In discussing that the TEI attribute @rend from att.global although it allows you to type just about anything in it, doesn’t actually allow anything more that a set of single tokens. I recently explained to John, Paul, George, or Ringo (can’t remember which), that it really doesn’t mean that spaces are allowed, simply that whitespace is the delimiter in the attribute value.

The definition of @rend is “(rendition) indicates how the element in question was rendered or presented in the source text.” but it is very often used by some encoders to signal to processing how you want the output to appear.  In the remarks on the values allowed for the attribute it says:

may contain any number of tokens, each of which may contain letters, punctuation marks, or symbols, but not word-separating characters.

The point here being the ‘word-separating characters’ part. So although you can say <hi rend=”It looks a bit like that other one”>text</hi>, this actually has 8 tokens “It”, “looks”, “a”, “bit”, “like”, “that”, “other”, “one”. Sometimes people stick CSS or CSS-like rendition information into @rend so have values like “text-align: right”. Which I would say was wrong… or at least saying that there are two classifications applicable to its rendition in the source material, one that it is “text-align:” and another that it is “right”.  Of course they could solve this just be deleting the space “text-align:right” would be better, or even “text-align:right; font-size:large;” if you wanted to add another token.  However, even better would be to use @rendition to point to at least one @xml:id of a <rendition> element in the header.  This allows you to specify exactly what scheme you are using (e.g.

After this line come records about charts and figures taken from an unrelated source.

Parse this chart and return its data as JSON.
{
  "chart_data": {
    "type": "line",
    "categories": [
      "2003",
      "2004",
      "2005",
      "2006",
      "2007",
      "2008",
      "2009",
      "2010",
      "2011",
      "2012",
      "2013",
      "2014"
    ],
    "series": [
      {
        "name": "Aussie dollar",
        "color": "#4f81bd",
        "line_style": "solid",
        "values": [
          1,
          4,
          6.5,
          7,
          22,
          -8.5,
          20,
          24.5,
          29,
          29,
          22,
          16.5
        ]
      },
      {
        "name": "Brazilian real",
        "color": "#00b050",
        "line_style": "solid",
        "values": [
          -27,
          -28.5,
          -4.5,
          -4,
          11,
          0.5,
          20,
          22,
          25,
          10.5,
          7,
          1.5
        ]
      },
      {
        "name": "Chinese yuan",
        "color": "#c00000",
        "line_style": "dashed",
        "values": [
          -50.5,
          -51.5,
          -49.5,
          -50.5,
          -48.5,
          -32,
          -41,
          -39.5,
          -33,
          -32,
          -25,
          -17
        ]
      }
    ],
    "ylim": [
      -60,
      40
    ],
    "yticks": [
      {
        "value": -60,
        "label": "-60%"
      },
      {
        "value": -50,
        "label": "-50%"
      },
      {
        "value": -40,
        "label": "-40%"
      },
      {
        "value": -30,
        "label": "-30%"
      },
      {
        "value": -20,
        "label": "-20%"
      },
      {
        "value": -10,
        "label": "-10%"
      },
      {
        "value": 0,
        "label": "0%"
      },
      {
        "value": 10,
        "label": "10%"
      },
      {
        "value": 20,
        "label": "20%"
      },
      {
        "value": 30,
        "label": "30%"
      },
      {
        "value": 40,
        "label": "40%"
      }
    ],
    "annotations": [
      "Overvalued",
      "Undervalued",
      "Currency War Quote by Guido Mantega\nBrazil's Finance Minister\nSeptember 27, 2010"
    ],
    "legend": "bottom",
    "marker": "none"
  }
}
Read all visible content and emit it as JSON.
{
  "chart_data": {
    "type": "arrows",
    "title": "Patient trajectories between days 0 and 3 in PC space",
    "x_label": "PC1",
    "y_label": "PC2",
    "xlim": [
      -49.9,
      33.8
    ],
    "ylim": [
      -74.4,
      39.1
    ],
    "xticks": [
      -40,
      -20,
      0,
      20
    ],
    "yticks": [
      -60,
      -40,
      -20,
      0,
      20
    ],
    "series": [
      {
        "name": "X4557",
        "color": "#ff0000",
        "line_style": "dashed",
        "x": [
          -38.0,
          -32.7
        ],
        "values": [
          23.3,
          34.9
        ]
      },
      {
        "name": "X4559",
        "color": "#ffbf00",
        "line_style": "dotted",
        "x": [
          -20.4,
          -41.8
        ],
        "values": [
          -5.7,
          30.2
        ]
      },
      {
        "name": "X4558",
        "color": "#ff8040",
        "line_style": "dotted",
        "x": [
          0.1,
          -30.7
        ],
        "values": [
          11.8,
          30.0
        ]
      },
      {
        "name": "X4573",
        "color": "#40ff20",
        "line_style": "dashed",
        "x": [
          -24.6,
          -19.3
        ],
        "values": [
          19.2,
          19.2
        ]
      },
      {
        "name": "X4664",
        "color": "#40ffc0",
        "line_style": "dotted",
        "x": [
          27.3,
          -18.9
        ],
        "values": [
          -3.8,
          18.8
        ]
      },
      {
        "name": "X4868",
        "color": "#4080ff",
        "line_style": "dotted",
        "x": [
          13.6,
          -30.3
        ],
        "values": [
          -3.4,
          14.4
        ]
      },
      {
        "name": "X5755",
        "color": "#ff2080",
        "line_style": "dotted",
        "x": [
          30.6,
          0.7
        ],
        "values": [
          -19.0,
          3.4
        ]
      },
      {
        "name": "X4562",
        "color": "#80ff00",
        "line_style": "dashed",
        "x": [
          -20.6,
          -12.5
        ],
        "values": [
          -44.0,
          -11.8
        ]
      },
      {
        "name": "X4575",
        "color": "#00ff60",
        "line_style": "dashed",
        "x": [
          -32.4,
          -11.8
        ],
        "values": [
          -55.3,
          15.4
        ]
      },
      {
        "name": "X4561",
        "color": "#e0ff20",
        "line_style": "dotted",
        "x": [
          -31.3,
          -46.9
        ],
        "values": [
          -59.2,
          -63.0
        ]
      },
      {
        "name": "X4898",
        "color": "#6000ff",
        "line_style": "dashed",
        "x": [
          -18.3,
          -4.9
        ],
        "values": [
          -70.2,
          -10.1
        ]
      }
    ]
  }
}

CSS) and to give multiple statements for one classification.

Why does this matter you might ask? Well, of course, it doesn’t really — they are all magic tokens of one sort or the other to be interpreted (or not) by your processing for whatever reason you are undertaking the encoding. The <rendition> method is the most detailed in documenting precisely how you are interpreting the rendition in the original document.

However, the reason it matters to me is that there are NO attributes in the TEI which allow free-text.

By that I mean that all attributes are assigned to one datatype or another, and in none of them can you just type sentences of prose and have it be semantically meaningful.  This is as a result of the long War on Text-Bearing Attributes that was undertaken in the run-up to the first release of TEI P5. This took as one of its many principles that because any bit of free text might have a need to use a non-Unicode character, and that the TEI’s method for documenting non-Unicode characters was to use its <g> element, that you couldn’t have free-text attributes because you can’t use an element inside an attribute value. This is the reason for the creation of many new child elements like <desc> which are intended to contain free text concerning the nature of the element that contains them.

In the case of the @rend attribute it allows one to infinity of the data.word datatype.  This data type, even in P5 1.0.0 “defines the range of attribute values expressed as a single word or token.”  Thus when people put space separated characters into it, they are really putting in multiple tokens.  The war of text-bearing attributes attempted to limit the places where people were able to do this by the use of datatypes and the removal of free text in attribute values.

This helps to highlight the difference between syntactic and semantic validity. Just because your document validates against a schema, does not mean that it is semantically valid.  You can put the text of a title inside an <author> element and vice-versa and there is no way your schema can know that you have done this.

So really, I’ve posted this post so I can point to it later when people ask me about spaces in @rend and similar datatype kerfuffles.